Özellikle TÜRKİYE ve Rusya artık birbirlerine karşı “öncelikli tehdit” oluşturan iki ülke haline gelmişlerdi. Gazi’nin dış politika uygulamaları her yerde sekteye uğruyordu. İttifak antlaşması ülkeyi batağa sürüklüyor… 10 Haziran 1940’da İtalya Fransa’ya savaş ilan edince, İngiltere İttifak Antlaşmasının 2.maddesi gereğince bizden İtalya’ya savaş ilan etmemizi istedi.
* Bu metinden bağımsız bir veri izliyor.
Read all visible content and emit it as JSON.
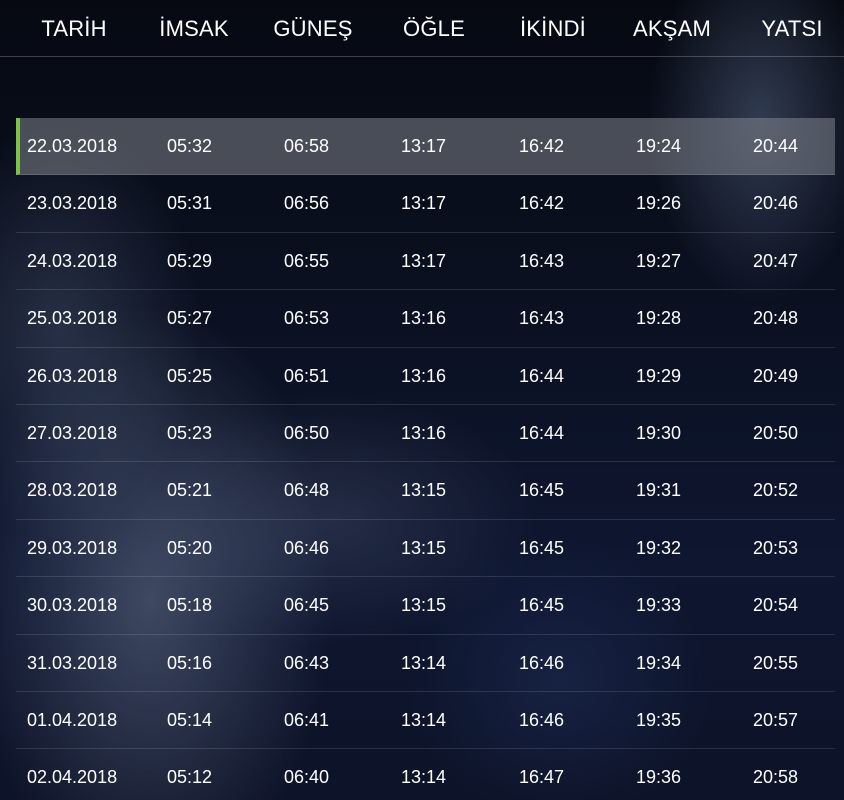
{
  "headers": [
    "TARİH",
    "İMSAK",
    "GÜNEŞ",
    "ÖĞLE",
    "İKİNDİ",
    "AKŞAM",
    "YATSI"
  ],
  "rows": [
    [
      "22.03.2018",
      "05:32",
      "06:58",
      "13:17",
      "16:42",
      "19:24",
      "20:44"
    ],
    [
      "23.03.2018",
      "05:31",
      "06:56",
      "13:17",
      "16:42",
      "19:26",
      "20:46"
    ],
    [
      "24.03.2018",
      "05:29",
      "06:55",
      "13:17",
      "16:43",
      "19:27",
      "20:47"
    ],
    [
      "25.03.2018",
      "05:27",
      "06:53",
      "13:16",
      "16:43",
      "19:28",
      "20:48"
    ],
    [
      "26.03.2018",
      "05:25",
      "06:51",
      "13:16",
      "16:44",
      "19:29",
      "20:49"
    ],
    [
      "27.03.2018",
      "05:23",
      "06:50",
      "13:16",
      "16:44",
      "19:30",
      "20:50"
    ],
    [
      "28.03.2018",
      "05:21",
      "06:48",
      "13:15",
      "16:45",
      "19:31",
      "20:52"
    ],
    [
      "29.03.2018",
      "05:20",
      "06:46",
      "13:15",
      "16:45",
      "19:32",
      "20:53"
    ],
    [
      "30.03.2018",
      "05:18",
      "06:45",
      "13:15",
      "16:45",
      "19:33",
      "20:54"
    ],
    [
      "31.03.2018",
      "05:16",
      "06:43",
      "13:14",
      "16:46",
      "19:34",
      "20:55"
    ],
    [
      "01.04.2018",
      "05:14",
      "06:41",
      "13:14",
      "16:46",
      "19:35",
      "20:57"
    ],
    [
      "02.04.2018",
      "05:12",
      "06:40",
      "13:14",
      "16:47",
      "19:36",
      "20:58"
    ]
  ],
  "active_row": 0,
  "colors": {
    "accent": "#7cc245",
    "highlight": "#80848c",
    "text": "#ffffff"
  }
}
28 Ekim 1940’da İtalya bu kez Yunanistan’a saldırdı. İngiltere bu seferde 9 Şubat 1933’de TÜRKİYE ile Yunanistan’ın yapmış olduğu dostluk antlaşmasını ileri sürerek TÜRKİYEnin savaşa girmesini bir kez daha istedi.


TÜRKİYE Üçlü İttifakın yarattığı sıkıntılardan bunalmışken Fransa Almanya tarafından işgal edilerek savaş dışı kaldı, hükümet bu durumda tarafsız kalabileceğini ileri sürdü.
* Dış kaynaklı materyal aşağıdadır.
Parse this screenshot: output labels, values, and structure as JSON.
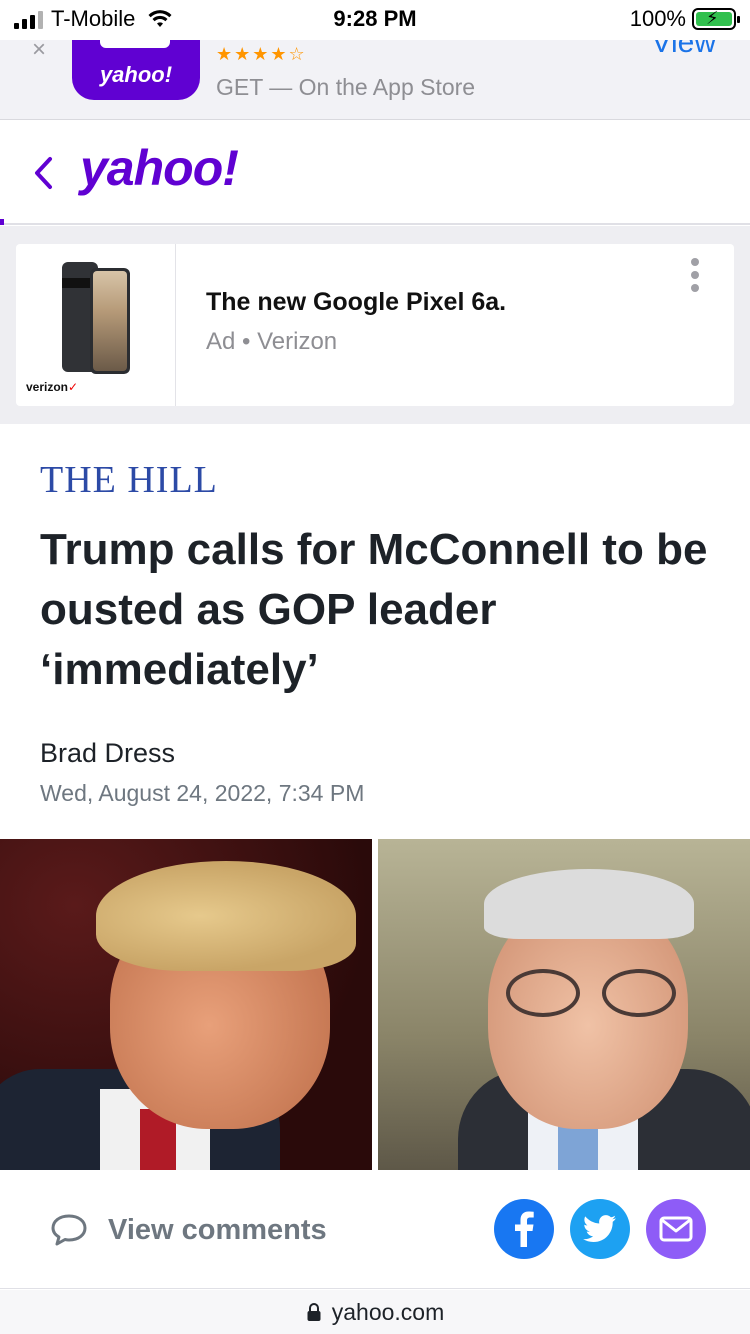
{
  "status_bar": {
    "carrier": "T-Mobile",
    "time": "9:28 PM",
    "battery": "100%"
  },
  "app_banner": {
    "close_icon": "close-icon",
    "app_name": "yahoo!",
    "rating_stars": "★★★★☆",
    "cta_text": "GET — On the App Store",
    "view_label": "View"
  },
  "header": {
    "logo_text": "yahoo!",
    "back_icon": "chevron-left-icon"
  },
  "ad": {
    "brand": "verizon",
    "title": "The new Google Pixel 6a.",
    "meta": "Ad • Verizon",
    "more_icon": "more-vertical-icon"
  },
  "article": {
    "publisher": "THE HILL",
    "headline": "Trump calls for McConnell to be ousted as GOP leader ‘immediately’",
    "author": "Brad Dress",
    "date": "Wed, August 24, 2022, 7:34 PM"
  },
  "actions": {
    "comments_label": "View comments",
    "comment_icon": "comment-icon",
    "share": [
      "facebook-icon",
      "twitter-icon",
      "mail-icon"
    ]
  },
  "url_bar": {
    "url": "yahoo.com",
    "lock_icon": "lock-icon"
  },
  "colors": {
    "yahoo_purple": "#6001d2",
    "publisher_blue": "#2c4aa6",
    "facebook": "#1877f2",
    "twitter": "#1da1f2",
    "mail": "#8e5cf7"
  }
}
Üçlü İttifak Antlaşmasından kurtulmak istiyordu, ancak İngiltere bu isteği görüşmedi bile… Almanya’nın savaştaki başarıları üzerine TÜRKİYE 18 Haziran 1941’de TÜRK-Alman Saldırmazlık Paktı’nı imzaladı.


Böylece TÜRKİYE birbirleri ile savaşan İngiltere ve Almanya’nın dostu olarak dünya siyaset sahnesinde komik duruma düşmüştü.! TÜRK-Alman saldırmazlık antlaşmasından dört gün sonra Almanya Sovyetler Birliğine saldırdı ve düşman-dost ilişkileri daha da karıştı.


Şimdi İngiltere ve Sovyetler Birliği dost olmuş, Almanya ile saldırmazlık paktı olan TÜRKİYE, Sovyetlerin “güvenilmez komşusu” olmuştu..! Üçlü İttifak Antlaşması TÜRKİYE’nin ATATÜRK tarafından çizilen dış politikasının terk edilmesidir.


20 yıl önce silahlı mücadele ile yenilen ve TÜRKİYE’yi yok etme kararlılığını açıkça ortaya koyan emperyalist devletlere hiç gereği yokken bağlanma yoluna gidilmiştir.

Savaşarak kazandığı ulusal bağımsızlığını koruma ve buna bağlı olarak toplumsal kalkınmayı kendi öz gücüne dayanarak gerçekleştirme yolunu terk etmiştir. TÜRKİYE’nin sorunlarına başkalarının karışmasına izin vermiştir…


Cumhurbaşkanı olan İnönü artık Milli şef’ti ve her şeyi o belirliyordu. ATATÜRK’ün yakın çevresi gözden düşmüştü. Onların yönetimden uzaklaştırılmaları ile başlayan süreç ATATÜRK ve ATATÜRK dönemi ile araya mesafe koyma eğilimiydi.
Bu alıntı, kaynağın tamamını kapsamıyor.